Splunk Search

How do I search by unicode value?

yyossef
Explorer

Hi,

I have the following example record:

30/08/2018 13:30:27.996;VM1;ASH;AccessModule;processPacketBuffer;MSISDN;xxxxxxxxxxxx;;INFO;;;Return Access ; "msisdn":"xxxxxxxxx","Type":"\u0006","APN":"aaa","imsi":"xxxxxxxx","imei":"xxxxxxxxx","SGSN":null,"Remote IP Address":"xx.xx.xx.xx","TotalTimeInMS":0}

I can not search by Type, because it is a unicode value, and Splunk does not parse it correctly.
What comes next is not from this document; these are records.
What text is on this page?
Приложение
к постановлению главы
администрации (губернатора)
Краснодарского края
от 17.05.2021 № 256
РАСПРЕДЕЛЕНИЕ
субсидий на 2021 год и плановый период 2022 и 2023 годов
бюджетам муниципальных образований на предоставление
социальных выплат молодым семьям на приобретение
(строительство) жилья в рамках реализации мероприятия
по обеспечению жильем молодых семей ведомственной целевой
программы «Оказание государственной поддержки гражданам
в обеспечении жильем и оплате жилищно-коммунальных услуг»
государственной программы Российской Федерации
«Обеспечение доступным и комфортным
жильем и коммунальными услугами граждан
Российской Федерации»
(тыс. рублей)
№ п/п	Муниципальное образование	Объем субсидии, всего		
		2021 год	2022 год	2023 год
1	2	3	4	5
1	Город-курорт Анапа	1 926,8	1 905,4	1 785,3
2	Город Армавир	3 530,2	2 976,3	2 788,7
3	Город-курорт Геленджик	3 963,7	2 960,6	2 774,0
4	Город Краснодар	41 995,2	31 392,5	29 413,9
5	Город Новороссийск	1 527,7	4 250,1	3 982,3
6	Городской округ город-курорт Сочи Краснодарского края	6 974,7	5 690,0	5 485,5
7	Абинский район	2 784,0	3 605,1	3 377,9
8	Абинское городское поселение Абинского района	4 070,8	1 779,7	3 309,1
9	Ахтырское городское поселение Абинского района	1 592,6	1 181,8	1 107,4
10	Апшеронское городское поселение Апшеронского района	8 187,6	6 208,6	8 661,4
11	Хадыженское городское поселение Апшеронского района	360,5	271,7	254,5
The are 2 possible Type values: 1. "\u0006" 2. "\u0003".

I am using the following splunk search:
mysearch | spath input=anyparams | search Type="\u0006"

The problem is that i receive no result,

How should I use the search, when the field contains a unicode value?

Thanks in advance,

Yossi

0 Karma
1 Solution

niketn
Legend

@yyossef, if you are searching unicode stored as text you would need to escape backslash by prefixing another backslash i.e. "\\u0006" or "\\u0003" in your SPL.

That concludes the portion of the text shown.